JSONL append-only log under `_pathway/<store_name>.jsonl`. Each
mutation appends one JSON line:

```
{"op":"add",     "trace":{...}}
{"op":"update",  "uid":"…",   "content":"…"}
{"op":"revise",  "trace":{…}}    # trace.PredecessorUID is set
{"op":"retire",  "uid":"…"}
{"op":"replay",  "uid":"…"}     # idempotent re-add hit
```

On startup, replay every line in order, building in-memory state.
A malformed line logs a warn and is skipped; load continues.
Corruption tolerance is non-optional — partial state is better
than no state for an agent substrate.

Compaction is a future concern. A 100K-trace log replays in
seconds; below that scale, JSONL append is the simplest correct
choice. When compaction lands, the format will be: snapshot file
(full state JSON) + tail JSONL since snapshot. Detect snapshot,
load it, then replay tail.

### Cycle safety

UIDs are generated server-side via `uuid.New()` (existing dep —
catalogd uses it). New UID for every Add and Revise. The data
model itself can't form cycles — every Revise points at an
EXISTING uid, and the new uid didn't exist a moment ago.

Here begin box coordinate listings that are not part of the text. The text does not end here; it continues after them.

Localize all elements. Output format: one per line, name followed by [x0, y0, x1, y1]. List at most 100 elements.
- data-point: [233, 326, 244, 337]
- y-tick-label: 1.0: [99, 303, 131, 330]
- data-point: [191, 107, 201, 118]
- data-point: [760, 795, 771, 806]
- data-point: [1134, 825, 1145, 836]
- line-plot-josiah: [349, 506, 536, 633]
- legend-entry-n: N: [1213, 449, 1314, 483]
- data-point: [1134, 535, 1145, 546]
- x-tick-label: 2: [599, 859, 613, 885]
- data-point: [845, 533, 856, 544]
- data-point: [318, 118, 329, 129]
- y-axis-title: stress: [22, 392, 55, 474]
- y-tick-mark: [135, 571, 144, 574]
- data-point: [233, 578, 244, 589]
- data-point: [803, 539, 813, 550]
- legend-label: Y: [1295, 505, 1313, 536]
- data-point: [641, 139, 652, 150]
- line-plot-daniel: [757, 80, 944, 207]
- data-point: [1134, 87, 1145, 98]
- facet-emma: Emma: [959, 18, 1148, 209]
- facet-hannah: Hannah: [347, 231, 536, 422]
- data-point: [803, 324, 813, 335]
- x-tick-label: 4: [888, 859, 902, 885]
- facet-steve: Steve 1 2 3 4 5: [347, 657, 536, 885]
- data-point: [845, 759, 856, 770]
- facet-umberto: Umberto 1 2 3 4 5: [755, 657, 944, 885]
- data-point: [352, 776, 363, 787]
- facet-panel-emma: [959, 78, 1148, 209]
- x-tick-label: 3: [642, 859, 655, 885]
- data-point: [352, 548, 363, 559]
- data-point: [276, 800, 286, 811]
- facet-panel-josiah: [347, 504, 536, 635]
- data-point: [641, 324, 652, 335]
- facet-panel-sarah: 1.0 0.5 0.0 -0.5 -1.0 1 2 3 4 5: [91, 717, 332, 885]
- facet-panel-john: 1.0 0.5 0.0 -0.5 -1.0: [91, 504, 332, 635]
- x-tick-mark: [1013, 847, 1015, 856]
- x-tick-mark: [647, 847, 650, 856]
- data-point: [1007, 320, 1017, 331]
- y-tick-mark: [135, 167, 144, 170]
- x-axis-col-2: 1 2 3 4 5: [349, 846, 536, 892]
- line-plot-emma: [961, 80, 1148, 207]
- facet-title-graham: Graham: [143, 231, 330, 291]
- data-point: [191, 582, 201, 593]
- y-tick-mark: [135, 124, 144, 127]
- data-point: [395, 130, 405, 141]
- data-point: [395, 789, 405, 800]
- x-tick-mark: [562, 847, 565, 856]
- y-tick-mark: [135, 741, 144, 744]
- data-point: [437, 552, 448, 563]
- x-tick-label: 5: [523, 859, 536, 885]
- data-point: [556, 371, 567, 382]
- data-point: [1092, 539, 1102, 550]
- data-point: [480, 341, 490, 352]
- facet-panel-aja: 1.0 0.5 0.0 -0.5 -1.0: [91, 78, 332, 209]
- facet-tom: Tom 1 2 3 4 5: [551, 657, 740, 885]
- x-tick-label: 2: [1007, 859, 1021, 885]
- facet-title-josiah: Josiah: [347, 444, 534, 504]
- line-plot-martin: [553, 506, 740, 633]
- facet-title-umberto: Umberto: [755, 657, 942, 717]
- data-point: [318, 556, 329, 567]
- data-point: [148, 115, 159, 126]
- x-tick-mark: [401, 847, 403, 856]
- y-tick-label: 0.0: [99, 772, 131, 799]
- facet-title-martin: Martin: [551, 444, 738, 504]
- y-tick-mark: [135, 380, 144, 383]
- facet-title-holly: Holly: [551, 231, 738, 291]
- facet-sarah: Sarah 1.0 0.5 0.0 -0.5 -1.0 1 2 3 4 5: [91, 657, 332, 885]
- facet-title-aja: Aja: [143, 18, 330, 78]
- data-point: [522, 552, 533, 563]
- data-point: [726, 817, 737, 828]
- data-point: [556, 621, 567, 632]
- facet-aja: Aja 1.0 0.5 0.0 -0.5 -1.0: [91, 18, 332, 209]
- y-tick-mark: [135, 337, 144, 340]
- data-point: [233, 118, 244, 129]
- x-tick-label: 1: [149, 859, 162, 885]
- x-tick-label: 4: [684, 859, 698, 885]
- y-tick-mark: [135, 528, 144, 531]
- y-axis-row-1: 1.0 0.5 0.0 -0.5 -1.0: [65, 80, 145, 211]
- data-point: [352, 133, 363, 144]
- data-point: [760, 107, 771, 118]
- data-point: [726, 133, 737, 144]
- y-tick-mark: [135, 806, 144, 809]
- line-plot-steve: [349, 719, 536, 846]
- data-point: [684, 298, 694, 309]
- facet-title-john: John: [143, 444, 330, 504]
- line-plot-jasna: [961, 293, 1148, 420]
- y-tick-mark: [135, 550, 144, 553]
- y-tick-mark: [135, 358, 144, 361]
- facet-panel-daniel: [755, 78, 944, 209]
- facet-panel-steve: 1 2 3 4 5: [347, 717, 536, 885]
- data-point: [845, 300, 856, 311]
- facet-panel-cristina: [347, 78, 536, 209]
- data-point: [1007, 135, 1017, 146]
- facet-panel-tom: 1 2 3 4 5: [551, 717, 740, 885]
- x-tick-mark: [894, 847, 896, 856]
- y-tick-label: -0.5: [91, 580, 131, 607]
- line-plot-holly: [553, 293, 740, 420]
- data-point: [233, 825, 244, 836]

History walks defensively anyway: visited-set tracks UIDs seen
this walk; if we encounter a duplicate, return error. Protects
against corruption (manual edit, bug in a future op) without
constraining the happy path.

### Storage location

JSONL file path is configurable per store. Default:
`/var/lib/lakehouse/pathway/<name>.jsonl` for prod; tests use
`t.TempDir()`. Persistence is OPTIONAL — empty path means
in-memory only (matches vectord G1's pattern).

### What this ADR does NOT do

- **No HTTP surface decision.** Whether `cmd/pathwayd` is its own
  binary or routes get added to `cmd/vectord` is the next ADR's
  concern. The substrate is a pure library either way.
- **No vector index integration.** Pathway traces can carry a
  vector embedding in `Content` (caller decides), but this ADR
  doesn't define how the substrate integrates with `vectord`'s
  HNSW indexes. That's the staffing co-pilot's design problem
  when those layers compose.
- **No agent-loop semantics.** "When does an agent ADD vs
  REVISE?" is a workflow decision, not a substrate decision.

---

(Future ADRs from ADR-005 onward will be added as the Go
implementation accrues design decisions — e.g. observer fail-safe
semantics, distillation rebuild, gRPC adapter wire format, etc.)